Sogi village is no different from  the adventurous stories that led to the founding of many coastal villages in Samoa. The stories dated  the  Lapita- pottery- settlements in Mulifanua and Manono; and  through the ages marked by Tongan, Fijian, and European invasion of our shores. The Sogi villagers came by boats many decades later  like those Pacific Islanders. 

The notion that a genocide is happening at Sogi village is a moot point. Mind you, it might be a misguided point but certainly the massive displacement of Sogi villagers by socio-economic forces of urbanisation  taking place is morally questionable.

An example of massive displacement of peoples both internally and externally due to wars and economic decisions are happening in Europe.

The member states of the  United Nations including Great Britain, Germany, New Zealand and Samoa have signed or ratified International Treaties on the questions against " massive displacement of people", " Racism"," Discrimination" and other human problems. 

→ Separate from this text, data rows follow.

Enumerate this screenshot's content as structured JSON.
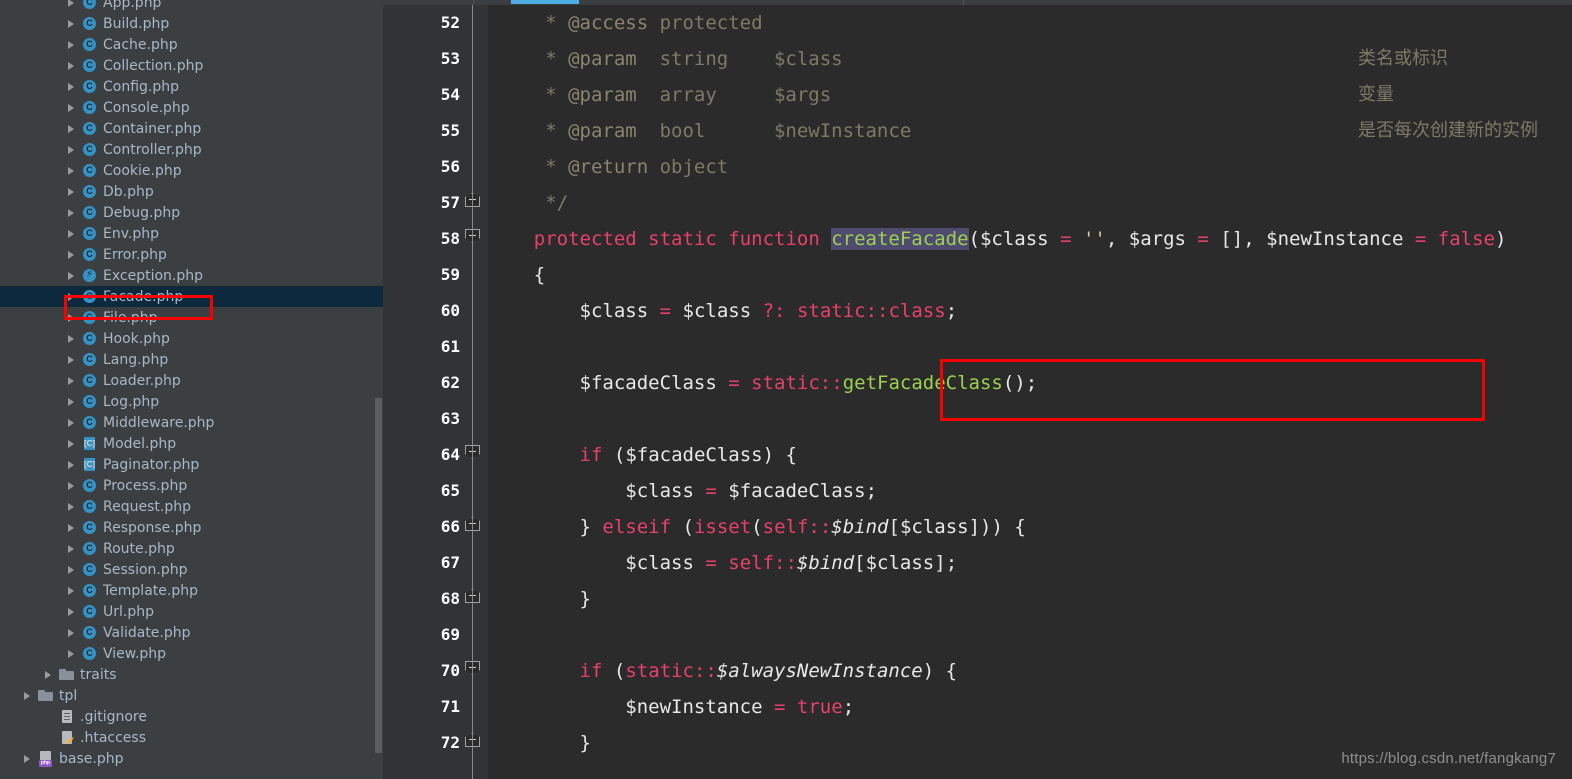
{
  "sidebar": {
    "scrollbar": {
      "name": "vertical-scrollbar"
    },
    "selected_item": "Facade.php",
    "highlight_color": "#f70000",
    "selection_row_color": "#0d293e",
    "items": [
      {
        "label": "App.php",
        "icon": "class-icon",
        "indent": 78,
        "expandable": true,
        "selected": false
      },
      {
        "label": "Build.php",
        "icon": "class-icon",
        "indent": 78,
        "expandable": true,
        "selected": false
      },
      {
        "label": "Cache.php",
        "icon": "class-icon",
        "indent": 78,
        "expandable": true,
        "selected": false
      },
      {
        "label": "Collection.php",
        "icon": "class-icon",
        "indent": 78,
        "expandable": true,
        "selected": false
      },
      {
        "label": "Config.php",
        "icon": "class-icon",
        "indent": 78,
        "expandable": true,
        "selected": false
      },
      {
        "label": "Console.php",
        "icon": "class-icon",
        "indent": 78,
        "expandable": true,
        "selected": false
      },
      {
        "label": "Container.php",
        "icon": "class-icon",
        "indent": 78,
        "expandable": true,
        "selected": false
      },
      {
        "label": "Controller.php",
        "icon": "class-icon",
        "indent": 78,
        "expandable": true,
        "selected": false
      },
      {
        "label": "Cookie.php",
        "icon": "class-icon",
        "indent": 78,
        "expandable": true,
        "selected": false
      },
      {
        "label": "Db.php",
        "icon": "class-icon",
        "indent": 78,
        "expandable": true,
        "selected": false
      },
      {
        "label": "Debug.php",
        "icon": "class-icon",
        "indent": 78,
        "expandable": true,
        "selected": false
      },
      {
        "label": "Env.php",
        "icon": "class-icon",
        "indent": 78,
        "expandable": true,
        "selected": false
      },
      {
        "label": "Error.php",
        "icon": "class-icon",
        "indent": 78,
        "expandable": true,
        "selected": false
      },
      {
        "label": "Exception.php",
        "icon": "exception-icon",
        "indent": 78,
        "expandable": true,
        "selected": false
      },
      {
        "label": "Facade.php",
        "icon": "class-icon",
        "indent": 78,
        "expandable": true,
        "selected": true
      },
      {
        "label": "File.php",
        "icon": "class-icon",
        "indent": 78,
        "expandable": true,
        "selected": false
      },
      {
        "label": "Hook.php",
        "icon": "class-icon",
        "indent": 78,
        "expandable": true,
        "selected": false
      },
      {
        "label": "Lang.php",
        "icon": "class-icon",
        "indent": 78,
        "expandable": true,
        "selected": false
      },
      {
        "label": "Loader.php",
        "icon": "class-icon",
        "indent": 78,
        "expandable": true,
        "selected": false
      },
      {
        "label": "Log.php",
        "icon": "class-icon",
        "indent": 78,
        "expandable": true,
        "selected": false
      },
      {
        "label": "Middleware.php",
        "icon": "class-icon",
        "indent": 78,
        "expandable": true,
        "selected": false
      },
      {
        "label": "Model.php",
        "icon": "abstract-class-icon",
        "indent": 78,
        "expandable": true,
        "selected": false
      },
      {
        "label": "Paginator.php",
        "icon": "abstract-class-icon",
        "indent": 78,
        "expandable": true,
        "selected": false
      },
      {
        "label": "Process.php",
        "icon": "class-icon",
        "indent": 78,
        "expandable": true,
        "selected": false
      },
      {
        "label": "Request.php",
        "icon": "class-icon",
        "indent": 78,
        "expandable": true,
        "selected": false
      },
      {
        "label": "Response.php",
        "icon": "class-icon",
        "indent": 78,
        "expandable": true,
        "selected": false
      },
      {
        "label": "Route.php",
        "icon": "class-icon",
        "indent": 78,
        "expandable": true,
        "selected": false
      },
      {
        "label": "Session.php",
        "icon": "class-icon",
        "indent": 78,
        "expandable": true,
        "selected": false
      },
      {
        "label": "Template.php",
        "icon": "class-icon",
        "indent": 78,
        "expandable": true,
        "selected": false
      },
      {
        "label": "Url.php",
        "icon": "class-icon",
        "indent": 78,
        "expandable": true,
        "selected": false
      },
      {
        "label": "Validate.php",
        "icon": "class-icon",
        "indent": 78,
        "expandable": true,
        "selected": false
      },
      {
        "label": "View.php",
        "icon": "class-icon",
        "indent": 78,
        "expandable": true,
        "selected": false
      },
      {
        "label": "traits",
        "icon": "folder-icon",
        "indent": 55,
        "expandable": true,
        "selected": false
      },
      {
        "label": "tpl",
        "icon": "folder-icon",
        "indent": 34,
        "expandable": true,
        "selected": false
      },
      {
        "label": ".gitignore",
        "icon": "file-icon",
        "indent": 55,
        "expandable": false,
        "selected": false
      },
      {
        "label": ".htaccess",
        "icon": "htaccess-icon",
        "indent": 55,
        "expandable": false,
        "selected": false
      },
      {
        "label": "base.php",
        "icon": "php-file-icon",
        "indent": 34,
        "expandable": true,
        "selected": false
      }
    ]
  },
  "editor": {
    "tab_accent_color": "#4eade5",
    "background": "#2b2b2b",
    "gutter_background": "#313335",
    "highlight_box_color": "#f70000",
    "selected_token": "createFacade",
    "line_numbers": [
      52,
      53,
      54,
      55,
      56,
      57,
      58,
      59,
      60,
      61,
      62,
      63,
      64,
      65,
      66,
      67,
      68,
      69,
      70,
      71,
      72
    ],
    "lines": [
      {
        "n": 52,
        "text": "     * @access protected"
      },
      {
        "n": 53,
        "text": "     * @param  string    $class",
        "comment": "类名或标识"
      },
      {
        "n": 54,
        "text": "     * @param  array     $args",
        "comment": "变量"
      },
      {
        "n": 55,
        "text": "     * @param  bool      $newInstance",
        "comment": "是否每次创建新的实例"
      },
      {
        "n": 56,
        "text": "     * @return object"
      },
      {
        "n": 57,
        "text": "     */",
        "fold": "open"
      },
      {
        "n": 58,
        "text": "    protected static function createFacade($class = '', $args = [], $newInstance = false)",
        "fold": "close"
      },
      {
        "n": 59,
        "text": "    {"
      },
      {
        "n": 60,
        "text": "        $class = $class ?: static::class;"
      },
      {
        "n": 61,
        "text": ""
      },
      {
        "n": 62,
        "text": "        $facadeClass = static::getFacadeClass();",
        "boxed": true
      },
      {
        "n": 63,
        "text": ""
      },
      {
        "n": 64,
        "text": "        if ($facadeClass) {",
        "fold": "close"
      },
      {
        "n": 65,
        "text": "            $class = $facadeClass;"
      },
      {
        "n": 66,
        "text": "        } elseif (isset(self::$bind[$class])) {",
        "fold": "open"
      },
      {
        "n": 67,
        "text": "            $class = self::$bind[$class];"
      },
      {
        "n": 68,
        "text": "        }",
        "fold": "open"
      },
      {
        "n": 69,
        "text": ""
      },
      {
        "n": 70,
        "text": "        if (static::$alwaysNewInstance) {",
        "fold": "close"
      },
      {
        "n": 71,
        "text": "            $newInstance = true;"
      },
      {
        "n": 72,
        "text": "        }",
        "fold": "open"
      }
    ],
    "chinese_comments": [
      "类名或标识",
      "变量",
      "是否每次创建新的实例"
    ]
  },
  "watermark": {
    "text": "https://blog.csdn.net/fangkang7"
  }
}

Are racial overtones present in the  profound workings in the turn of events in Sogi? Common knowledge attests to the racially-charged attitudes of Samoan and foreigners towards Sogi  in this country. O le "meauli", a warped mentality,  testify to a racist Samoan. And that fabric of racist thought  runs through the historical experiences of the folks in Sogi village.            

Granted, the present government  inherited the problems in Sogi; nevertheless, it  is not too late to take another look at the humanitarian situation in this question.

The Government of Samoa should gift the area of  land involved in this dispute to the traditional residents of Sogi village. And, if you will, take into account the  idealogical spiel attached to the comparison between  the Berlin Wall and Sogi village in Gatoaitele Savea Sano Malifa's recent editorial. The wall at Sogi is of course  a symbol of a troubled past which lingers on and tests our national conscience.

It is the divide between concrete and nature. It is a shameful past full of controversial behaviour involving our Samoan ancestors and the colonial expatriates that speak to us for redemption. Then, it was   the" international era" when Western Samoa was the colony of the Germans, the British and the New Zealanders.  

Finally, the international community should under the ageis of the U.N.D.P. extend appropriate/grant assistance to  the people of Sogi village to protect them from the challenges presented by Climate Change. They are entitled to such protection. It is never too late to say sorry in a meaningful tangible manner to the folks at Sogi village.